Simple and beautiful scientific hypothesis, once appearing like snow white morphs into the ugly witch who makes her eat the poisoned apple. Thus, squigglies are born.

They aren't all to blame, however. This behavior stems partly due to the unreasonable standards of entry to prestigious conferences and journals. It is worsened by the sheer volume of papers submitted to these conferences.

Submitting your research to conferences and journals typically goes as follows. One squeezes oneself within an inch of one's life to produce a beautiful nugget of wisdom. One then eloquently explains this nugget of wisdom through the written media and supports it through illustrations and experimental validation. One then prays to the universal absolute. Finally, one submits the paper thus written to a committee of reviewers who guard entry to these venues. If these reviewers deem the paper worthy, one's work is published, one gets recognized as a credible voice in the field, and then one goes back to the drawing board to restart the process to sustain this acquired credibility.

If you've attempted to submit your research to an ML conference, you'd have come across an entity we call Reviewer #2 in the machine learning community.

Reviewer #2 is the secret love child of Miranda Priestly and Anton Ego.

Nothing satisfies their lofty standards. Nothing. They single-handedly shatter hopes and dreams with the precision of a surgical laser and the ruthlessness of a cheap tabloid journalist. Empirical work needs a theoretical basis and theoretical work needs more empirical validations completely unrelated to the theory being proposed.

One can handle repeated rejections only for so long.

Thus, simple ideas need to be repackaged as complex ones to get in the door. As readers, we are forced to see squiggly trees instead of the magnificent forests they once represented.

Deer in the headlights

New practitioners enter the field pre-intimidated. Some are terrified to read papers. After all, these papers make them feel stupid. They can't understand what's going on and walk away. That's really sad.

What's worse is that there are a lot of papers that are beautiful, and have clear explanations and elegant equations that put the most beautiful haiku to shame. These get a bad rap from less experienced readers because they are notation-heavy and thus miscategorized as squigglified papers. Want an example?

Before you start hearing the background music of the Psycho shower scene in your head, let me tell you what this equation represents.

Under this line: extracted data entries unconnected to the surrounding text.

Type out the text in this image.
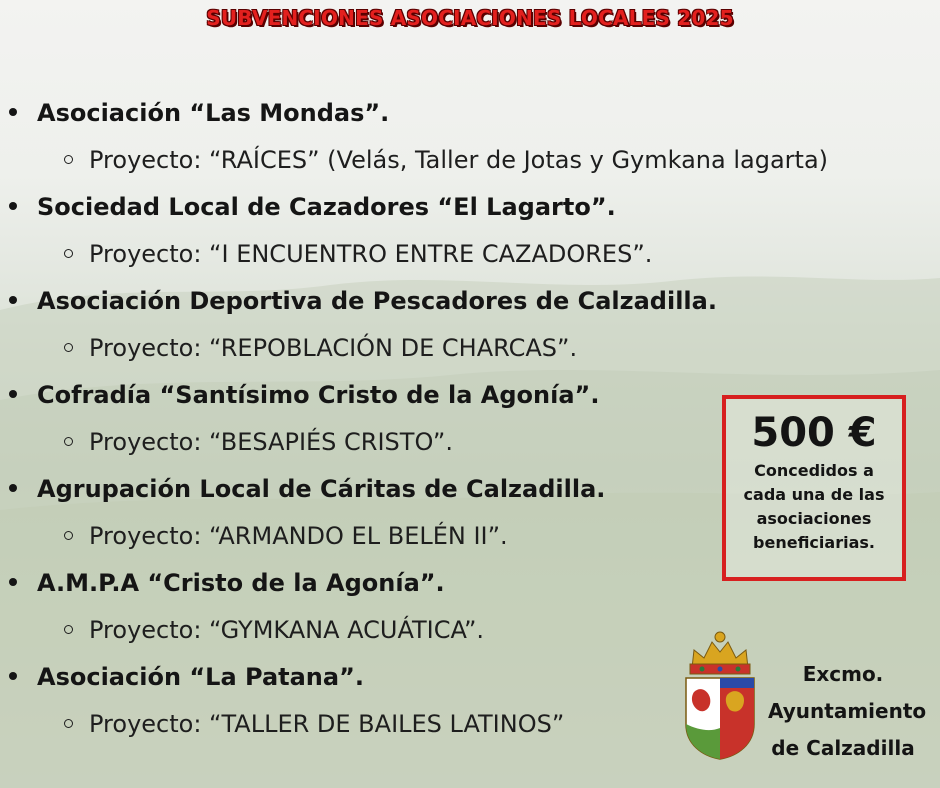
SUBVENCIONES ASOCIACIONES LOCALES 2025
Asociación “Las Mondas”.
Proyecto: “RAÍCES” (Velás, Taller de Jotas y Gymkana lagarta)
Sociedad Local de Cazadores “El Lagarto”.
Proyecto: “I ENCUENTRO ENTRE CAZADORES”.
Asociación Deportiva de Pescadores de Calzadilla.
Proyecto: “REPOBLACIÓN DE CHARCAS”.
Cofradía “Santísimo Cristo de la Agonía”.
Proyecto: “BESAPIÉS CRISTO”.
Agrupación Local de Cáritas de Calzadilla.
Proyecto: “ARMANDO EL BELÉN II”.
A.M.P.A “Cristo de la Agonía”.
Proyecto: “GYMKANA ACUÁTICA”.
Asociación “La Patana”.
Proyecto: “TALLER DE BAILES LATINOS”
500 €
Concedidos a
cada una de las
asociaciones
beneficiarias.
Excmo.
Ayuntamiento
de Calzadilla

This is one of the core building blocks of neural networks that generates all the fancy art you've been seeing online. Here is what it represents in plain English:

Take an image x and add some noise to it. Then take that result and add some more noise to it. Repeat this process T times. See? Not so scary is it?

The universal language of today

Fast forward to today - We're no longer taught classical education - We've gone from understanding science in Greek and Latin to "It's all Greek and Latin to me". Oh, the irony.

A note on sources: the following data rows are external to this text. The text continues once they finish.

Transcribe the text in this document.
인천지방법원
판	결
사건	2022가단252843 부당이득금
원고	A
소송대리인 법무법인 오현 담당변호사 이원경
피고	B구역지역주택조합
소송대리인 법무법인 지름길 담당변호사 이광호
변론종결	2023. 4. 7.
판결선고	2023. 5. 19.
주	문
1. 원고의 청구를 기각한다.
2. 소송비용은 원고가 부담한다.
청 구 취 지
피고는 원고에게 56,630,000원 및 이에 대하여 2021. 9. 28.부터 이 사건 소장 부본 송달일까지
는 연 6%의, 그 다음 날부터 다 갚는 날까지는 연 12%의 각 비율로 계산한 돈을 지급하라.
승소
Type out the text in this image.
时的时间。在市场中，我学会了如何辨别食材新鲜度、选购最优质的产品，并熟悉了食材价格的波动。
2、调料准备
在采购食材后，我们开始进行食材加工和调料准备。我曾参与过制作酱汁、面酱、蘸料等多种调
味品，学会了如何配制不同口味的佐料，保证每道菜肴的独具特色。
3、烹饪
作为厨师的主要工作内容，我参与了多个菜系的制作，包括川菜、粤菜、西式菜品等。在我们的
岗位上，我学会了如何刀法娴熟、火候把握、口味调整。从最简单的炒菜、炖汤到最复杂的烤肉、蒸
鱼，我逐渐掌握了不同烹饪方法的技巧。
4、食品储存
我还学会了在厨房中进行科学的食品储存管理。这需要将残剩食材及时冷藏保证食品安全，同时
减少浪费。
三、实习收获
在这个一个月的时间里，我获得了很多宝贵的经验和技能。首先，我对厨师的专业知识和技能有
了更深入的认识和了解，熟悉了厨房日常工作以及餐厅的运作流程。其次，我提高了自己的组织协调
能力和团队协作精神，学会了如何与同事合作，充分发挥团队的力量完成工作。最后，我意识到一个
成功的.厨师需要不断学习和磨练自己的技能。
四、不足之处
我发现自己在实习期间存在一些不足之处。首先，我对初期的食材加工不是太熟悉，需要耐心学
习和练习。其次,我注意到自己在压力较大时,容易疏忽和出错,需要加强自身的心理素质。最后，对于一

What can we do about this?

Most if not all entering the ML field today have some experience with programming. Instead of speaking in squigglies, let's try to speak in code. An aspiring practitioner's eyes will light up when they're greeted by code instead of convoluted equations.

Just like Ray Barone tasting Debra's surprisingly good Braciole, they'll be much more receptive to reading papers and understanding the equations contained within them.

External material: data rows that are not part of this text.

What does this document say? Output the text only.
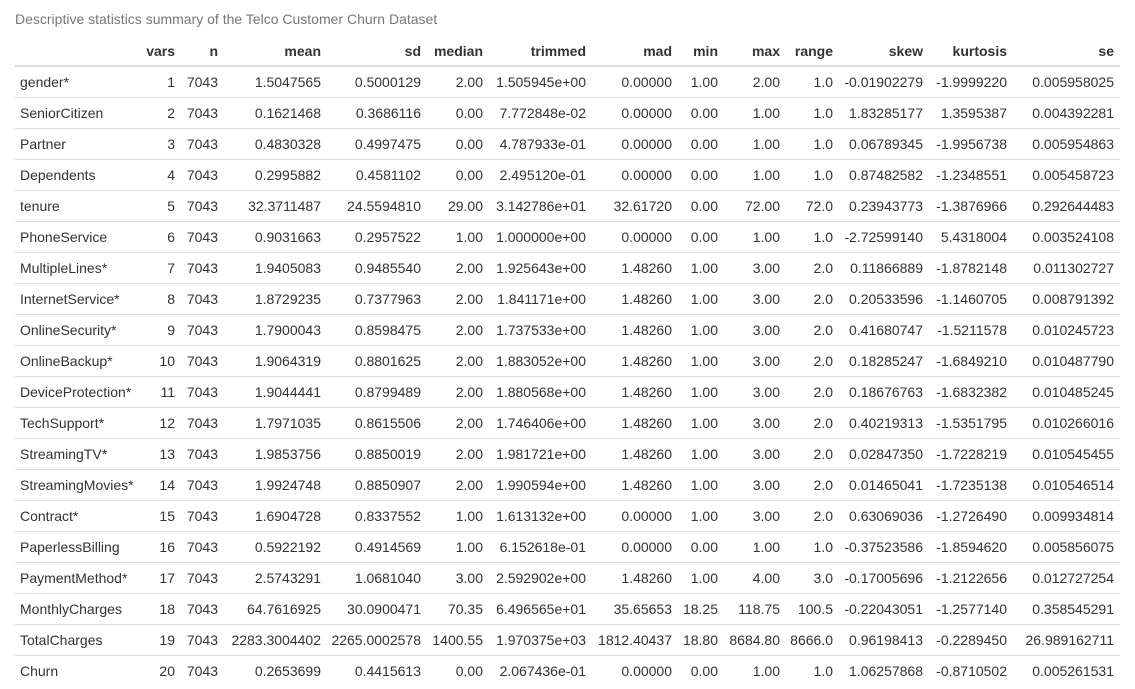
Descriptive statistics summary of the Telco Customer Churn Dataset
	vars	n	mean	sd	median	trimmed	mad	min	max	range	skew	kurtosis	se
gender*	1	7043	1.5047565	0.5000129	2.00	1.505945e+00	0.00000	1.00	2.00	1.0	-0.01902279	-1.9999220	0.005958025
SeniorCitizen	2	7043	0.1621468	0.3686116	0.00	7.772848e-02	0.00000	0.00	1.00	1.0	1.83285177	1.3595387	0.004392281
Partner	3	7043	0.4830328	0.4997475	0.00	4.787933e-01	0.00000	0.00	1.00	1.0	0.06789345	-1.9956738	0.005954863
Dependents	4	7043	0.2995882	0.4581102	0.00	2.495120e-01	0.00000	0.00	1.00	1.0	0.87482582	-1.2348551	0.005458723
tenure	5	7043	32.3711487	24.5594810	29.00	3.142786e+01	32.61720	0.00	72.00	72.0	0.23943773	-1.3876966	0.292644483
PhoneService	6	7043	0.9031663	0.2957522	1.00	1.000000e+00	0.00000	0.00	1.00	1.0	-2.72599140	5.4318004	0.003524108
MultipleLines*	7	7043	1.9405083	0.9485540	2.00	1.925643e+00	1.48260	1.00	3.00	2.0	0.11866889	-1.8782148	0.011302727
InternetService*	8	7043	1.8729235	0.7377963	2.00	1.841171e+00	1.48260	1.00	3.00	2.0	0.20533596	-1.1460705	0.008791392
OnlineSecurity*	9	7043	1.7900043	0.8598475	2.00	1.737533e+00	1.48260	1.00	3.00	2.0	0.41680747	-1.5211578	0.010245723
OnlineBackup*	10	7043	1.9064319	0.8801625	2.00	1.883052e+00	1.48260	1.00	3.00	2.0	0.18285247	-1.6849210	0.010487790
DeviceProtection*	11	7043	1.9044441	0.8799489	2.00	1.880568e+00	1.48260	1.00	3.00	2.0	0.18676763	-1.6832382	0.010485245
TechSupport*	12	7043	1.7971035	0.8615506	2.00	1.746406e+00	1.48260	1.00	3.00	2.0	0.40219313	-1.5351795	0.010266016
StreamingTV*	13	7043	1.9853756	0.8850019	2.00	1.981721e+00	1.48260	1.00	3.00	2.0	0.02847350	-1.7228219	0.010545455
StreamingMovies*	14	7043	1.9924748	0.8850907	2.00	1.990594e+00	1.48260	1.00	3.00	2.0	0.01465041	-1.7235138	0.010546514
Contract*	15	7043	1.6904728	0.8337552	1.00	1.613132e+00	0.00000	1.00	3.00	2.0	0.63069036	-1.2726490	0.009934814
PaperlessBilling	16	7043	0.5922192	0.4914569	1.00	6.152618e-01	0.00000	0.00	1.00	1.0	-0.37523586	-1.8594620	0.005856075
PaymentMethod*	17	7043	2.5743291	1.0681040	3.00	2.592902e+00	1.48260	1.00	4.00	3.0	-0.17005696	-1.2122656	0.012727254
MonthlyCharges	18	7043	64.7616925	30.0900471	70.35	6.496565e+01	35.65653	18.25	118.75	100.5	-0.22043051	-1.2577140	0.358545291
TotalCharges	19	7043	2283.3004402	2265.0002578	1400.55	1.970375e+03	1812.40437	18.80	8684.80	8666.0	0.96198413	-0.2289450	26.989162711
Churn	20	7043	0.2653699	0.4415613	0.00	2.067436e-01	0.00000	0.00	1.00	1.0	1.06257868	-0.8710502	0.005261531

Research is for everyone. It should inspire, not intimidate.

We should always get our idea through to others in the simplest way possible. Yes, we may need to use equations to write our papers, Yes, we will face the wrath of Reviewer #2. But, consider sharing a code repository, a blog post, or a video that explains things in plain English so that others can better understand the idea.

Speak in the tongue of the world, and she shall reward you with name and fame.

Now that that's clear, I have a conference deadline coming up and I have to figure out how I can make this paper fancy. What squigglies equations should I use?